何時からか、偽る内に忘れてしまっていた感情。


人の心を包み込んでやりたい。


それで楽になってくれるように。


人を笑顔にする為に…精一杯の慰めを人に与えて…。


「…人も自分も、笑って過ごせる。そんな日常を望んで…ずっと、そうありたいと願っていた」


「…うん」


「…もう大丈夫だからな。お前達は、これ以上苦しむ必要なんてない。誠之も笑っていられるようにするから」


「約束だよ。破ったら、三角木馬だからね」


「さ…三角木馬…」


慶太は冷や汗を流す。


「一体…何処で習うんだよ、そんな言葉…」


「フフフ、内緒だよ。………」


清香は一筋、涙を流した。


「あ…あれっ…?おかしいな…」


「…大丈夫。
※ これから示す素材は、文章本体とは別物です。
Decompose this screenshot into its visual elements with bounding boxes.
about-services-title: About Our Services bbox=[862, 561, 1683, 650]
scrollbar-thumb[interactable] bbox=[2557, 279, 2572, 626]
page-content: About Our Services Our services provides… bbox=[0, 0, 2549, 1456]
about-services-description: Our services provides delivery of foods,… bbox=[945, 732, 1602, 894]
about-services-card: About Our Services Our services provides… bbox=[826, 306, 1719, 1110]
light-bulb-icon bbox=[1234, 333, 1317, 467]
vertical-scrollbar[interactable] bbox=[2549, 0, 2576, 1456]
大丈夫だよ」


頭を撫でられ…次々と涙は流れる。


今までの辛い気持ちの分…流れた。


「…あたしより、誠之のが辛い思い…するかも…」


「え?」


「…お母さんが死んだの…誠之が…お父さんに似てるから…だから…」


「…まさか…」


「…誠之を見る度に、お母さん…凄く悲しそうな顔してた。誠之は気付いてない…。お母さんが死んだ…理由の一つに…」


清香は肩を震わせて、慶太にすがりついた。


「あたし…どうすれば…」


…慶太は何も言えず、黙って清香を抱き寄せる。